De acordo com o programa Copernicus da União Europeia, o nível do mar subiu entre 15 e 25 centímetros entre 1901 e 2018 e a projeção é de que continue subindo de 30 a 60 centímetros até 2100, no cenário favorável, e até um metro ou mais, no cenário nada menos que assustador . O problema não é apenas o aumento do risco de inundações, que não seria tão imediato globalmente. As intrusões de água do mar devido à elevação do nível do mar salinizam os solos e, em última análise, destroem os aquíferos esgotados por anos de superexploração. E isso já está acontecendo em muitas partes do mundo. Os agricultores costeiros estão de olho no mar.
"Sair? Não estamos considerando isso. O Oeste é uma área especial, ideal para as nossas plantações e para a estufa. É ideal pelo clima, pela luz, pelo vento... E não há outra terra para onde ir", diz García.
Mas essa questão — se devem continuar cultivando em costas cada vez mais salinas ou migrar para terras mais altas do interior — é algo que muitos agricultores terão que se perguntar, talvez em breve.
Um modelo computacional, apresentado na Assembleia Geral da União Europeia de Geociências há algumas semanas em Viena, Áustria, simula o risco de inundações e salinização de áreas costeiras ao redor do mundo devido à elevação do nível do mar para cada ano entre 2020 e 2080, e prevê como as famílias afetadas reagiriam. O modelo (DYNAMO-M ) foi usado anteriormente para modelar o risco nos Estados Unidos, França e Moçambique. Agora, pesquisadores do Instituto de Ciências Ambientais da Universidade Livre de Amsterdã (Holanda) o escalaram para áreas costeiras ao redor do mundo, focando especificamente em como as famílias agrícolas responderiam e cobrindo 23 culturas principais: trigo, arroz, cevada, aveia, algodão e assim por diante. O número dessas famílias chega a 13 milhões, o que seria equivalente a cerca de 48 milhões de pessoas que serão afetadas, ou já são, pela elevação do nível do mar, inundações e intrusão salina.
Adaptar ou migrar: um milhão de deslocados“Esse aumento força uma decisão: ficar, adaptar-se ou migrar”, afirma Kushagra Pandey, pesquisadora principal do estudo . O modelo utiliza a chamada Teoria da Utilidade Esperada, que descreve como um grupo de indivíduos toma decisões em situações de incerteza. Eles propõem três opções: ficar e arcar com as perdas econômicas; adaptar-se, por exemplo, mudando para culturas mais tolerantes ao sal ou elevando suas casas; ou migrar para o interior. “Essa incerteza no comportamento humano é frequentemente ignorada em modelos de larga escala.

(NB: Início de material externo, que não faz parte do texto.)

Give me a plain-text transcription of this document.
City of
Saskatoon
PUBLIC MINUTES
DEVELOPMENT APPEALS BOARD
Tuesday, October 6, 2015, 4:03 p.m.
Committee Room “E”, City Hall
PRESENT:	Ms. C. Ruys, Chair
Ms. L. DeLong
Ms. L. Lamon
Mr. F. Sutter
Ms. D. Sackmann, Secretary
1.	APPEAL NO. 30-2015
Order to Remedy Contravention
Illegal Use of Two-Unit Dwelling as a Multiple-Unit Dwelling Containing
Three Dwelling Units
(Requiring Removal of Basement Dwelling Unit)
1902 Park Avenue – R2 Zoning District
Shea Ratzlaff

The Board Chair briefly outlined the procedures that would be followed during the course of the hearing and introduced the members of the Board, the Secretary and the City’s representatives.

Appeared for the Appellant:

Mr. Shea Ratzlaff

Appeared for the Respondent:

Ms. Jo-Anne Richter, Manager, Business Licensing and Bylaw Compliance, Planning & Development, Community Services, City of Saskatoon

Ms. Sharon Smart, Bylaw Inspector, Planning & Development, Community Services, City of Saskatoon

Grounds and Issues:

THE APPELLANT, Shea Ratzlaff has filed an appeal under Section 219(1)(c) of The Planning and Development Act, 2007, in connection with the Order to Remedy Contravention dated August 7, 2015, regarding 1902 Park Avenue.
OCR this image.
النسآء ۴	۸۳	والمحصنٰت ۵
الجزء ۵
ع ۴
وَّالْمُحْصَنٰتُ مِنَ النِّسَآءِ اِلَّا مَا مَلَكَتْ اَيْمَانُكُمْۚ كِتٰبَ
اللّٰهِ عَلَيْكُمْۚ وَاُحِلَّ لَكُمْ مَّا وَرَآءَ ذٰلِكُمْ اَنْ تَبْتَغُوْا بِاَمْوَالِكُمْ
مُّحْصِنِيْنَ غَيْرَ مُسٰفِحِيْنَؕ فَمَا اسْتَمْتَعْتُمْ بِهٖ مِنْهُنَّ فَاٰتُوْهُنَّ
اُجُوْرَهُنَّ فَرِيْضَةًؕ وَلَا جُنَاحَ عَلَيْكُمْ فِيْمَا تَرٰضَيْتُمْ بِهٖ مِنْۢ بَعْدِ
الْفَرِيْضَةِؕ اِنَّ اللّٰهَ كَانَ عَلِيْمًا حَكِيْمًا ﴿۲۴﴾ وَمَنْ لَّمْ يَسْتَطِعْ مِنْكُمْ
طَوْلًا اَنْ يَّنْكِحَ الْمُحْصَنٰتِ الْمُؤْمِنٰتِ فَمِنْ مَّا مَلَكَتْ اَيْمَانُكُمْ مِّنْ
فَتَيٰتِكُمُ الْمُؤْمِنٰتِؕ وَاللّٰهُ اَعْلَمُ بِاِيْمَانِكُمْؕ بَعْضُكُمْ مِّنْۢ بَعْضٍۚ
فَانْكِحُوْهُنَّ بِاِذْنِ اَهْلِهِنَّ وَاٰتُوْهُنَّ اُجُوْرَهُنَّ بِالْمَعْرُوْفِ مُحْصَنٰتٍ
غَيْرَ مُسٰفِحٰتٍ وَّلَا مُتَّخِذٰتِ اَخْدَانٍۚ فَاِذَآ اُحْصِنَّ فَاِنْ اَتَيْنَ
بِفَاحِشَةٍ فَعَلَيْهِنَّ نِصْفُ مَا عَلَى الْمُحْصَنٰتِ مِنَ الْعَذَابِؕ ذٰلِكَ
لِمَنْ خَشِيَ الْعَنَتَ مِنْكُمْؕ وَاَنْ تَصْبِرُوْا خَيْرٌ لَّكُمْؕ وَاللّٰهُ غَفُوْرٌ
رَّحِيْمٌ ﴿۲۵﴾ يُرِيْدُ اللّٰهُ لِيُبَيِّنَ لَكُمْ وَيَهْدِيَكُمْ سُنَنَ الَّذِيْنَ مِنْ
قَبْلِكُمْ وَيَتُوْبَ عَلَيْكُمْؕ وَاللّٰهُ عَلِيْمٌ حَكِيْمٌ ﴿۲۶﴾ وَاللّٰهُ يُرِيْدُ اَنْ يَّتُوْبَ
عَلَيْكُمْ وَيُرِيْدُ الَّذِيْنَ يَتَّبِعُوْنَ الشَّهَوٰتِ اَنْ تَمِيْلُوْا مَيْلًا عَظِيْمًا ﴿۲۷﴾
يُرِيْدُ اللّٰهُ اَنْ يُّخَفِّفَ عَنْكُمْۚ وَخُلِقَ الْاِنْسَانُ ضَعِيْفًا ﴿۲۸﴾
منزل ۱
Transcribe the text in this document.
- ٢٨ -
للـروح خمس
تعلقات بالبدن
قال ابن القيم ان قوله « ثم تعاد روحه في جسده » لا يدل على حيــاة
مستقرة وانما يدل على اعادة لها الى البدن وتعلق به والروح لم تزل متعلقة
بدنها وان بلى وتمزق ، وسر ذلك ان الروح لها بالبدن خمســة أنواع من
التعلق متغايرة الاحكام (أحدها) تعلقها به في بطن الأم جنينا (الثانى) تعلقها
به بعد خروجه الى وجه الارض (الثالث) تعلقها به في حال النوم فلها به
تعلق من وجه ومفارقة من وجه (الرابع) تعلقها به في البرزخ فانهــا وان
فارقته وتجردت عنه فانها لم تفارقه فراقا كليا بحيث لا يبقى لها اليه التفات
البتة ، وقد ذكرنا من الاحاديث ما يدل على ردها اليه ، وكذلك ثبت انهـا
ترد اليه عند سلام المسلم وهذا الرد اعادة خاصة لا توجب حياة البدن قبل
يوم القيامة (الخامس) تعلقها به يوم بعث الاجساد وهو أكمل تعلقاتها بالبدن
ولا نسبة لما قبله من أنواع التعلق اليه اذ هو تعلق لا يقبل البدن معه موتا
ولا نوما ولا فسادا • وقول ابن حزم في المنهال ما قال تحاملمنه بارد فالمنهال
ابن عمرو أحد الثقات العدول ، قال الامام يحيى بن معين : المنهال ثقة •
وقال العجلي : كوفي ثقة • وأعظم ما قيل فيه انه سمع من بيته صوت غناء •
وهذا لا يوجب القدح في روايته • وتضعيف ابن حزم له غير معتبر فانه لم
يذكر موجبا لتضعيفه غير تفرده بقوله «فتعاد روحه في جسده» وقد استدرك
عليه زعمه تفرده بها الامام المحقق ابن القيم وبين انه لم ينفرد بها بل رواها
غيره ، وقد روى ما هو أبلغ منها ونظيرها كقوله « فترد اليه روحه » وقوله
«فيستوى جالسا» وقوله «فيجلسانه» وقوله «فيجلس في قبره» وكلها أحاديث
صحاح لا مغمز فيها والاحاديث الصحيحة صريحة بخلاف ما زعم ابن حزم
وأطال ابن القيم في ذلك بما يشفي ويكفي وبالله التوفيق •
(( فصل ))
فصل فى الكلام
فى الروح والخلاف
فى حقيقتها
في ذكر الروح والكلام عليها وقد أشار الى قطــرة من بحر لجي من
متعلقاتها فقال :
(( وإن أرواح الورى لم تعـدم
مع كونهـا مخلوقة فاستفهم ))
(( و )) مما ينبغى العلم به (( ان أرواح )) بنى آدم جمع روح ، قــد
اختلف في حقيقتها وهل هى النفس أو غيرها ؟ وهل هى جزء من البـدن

Queríamos observar as diferentes maneiras como as pessoas reagem”, explica Pandey.
Os resultados identificam pontos críticos para migração futura, com regiões costeiras vulneráveis na Flórida, Nova York e Oregon, nos Estados Unidos, e as costas do Japão, China, Filipinas, Moçambique e Itália, provavelmente passando por mudanças significativas na população e no uso do solo. "Globalmente, mais de um milhão de famílias migrarão", afirma o pesquisador.
“O modelo serve como um alerta para os formuladores de políticas : haverá migração para o interior, então preparem-se. E os governos costeiros podem subsidiar a adaptação para controlar essa migração. Essas são as duas principais mensagens para os formuladores de políticas, porque a adaptação com incentivos é mais barata do que cobrir os danos após uma enchente”, continua. Os pesquisadores calcularam que pequenos subsídios poderiam melhorar significativamente a capacidade adaptativa e reduzir a migração: se os governos cobrissem 30% desses custos, 10% da migração poderia ser evitada.
Porque abandonar a terra é a última opção. “Há estudos que dizem que as pessoas vão deixar o litoral, mas queríamos mostrar que não é tão fácil assim. Elas preferem se adaptar porque têm um apego ao lugar. E modelamos isso também: apego, conforto... Em Bangladesh, vimos que as pessoas saem durante uma enchente, mas depois retornam. Isso acontece muito; elas querem migrar, mas não migram. Os dados estimam que isso ocorre em 12% dos casos, ou seja, de 100 que dizem que vão sair, apenas 12 realmente o fazem”, explica.
A riqueza que nos permite adaptarA adaptação depende das circunstâncias da área propensa a inundações. Em áreas ricas, como a Flórida, espera-se que os efeitos da elevação do nível do mar sejam significativos, mas a adaptação também é mais fácil porque é menos custosa. É uma escolha teoricamente livre, mas é limitada por um fator econômico: eles querem se adaptar, mas não têm dinheiro. "O critério é a linha de pobreza: acima dela, você pode investir em adaptação", acrescenta Pandey.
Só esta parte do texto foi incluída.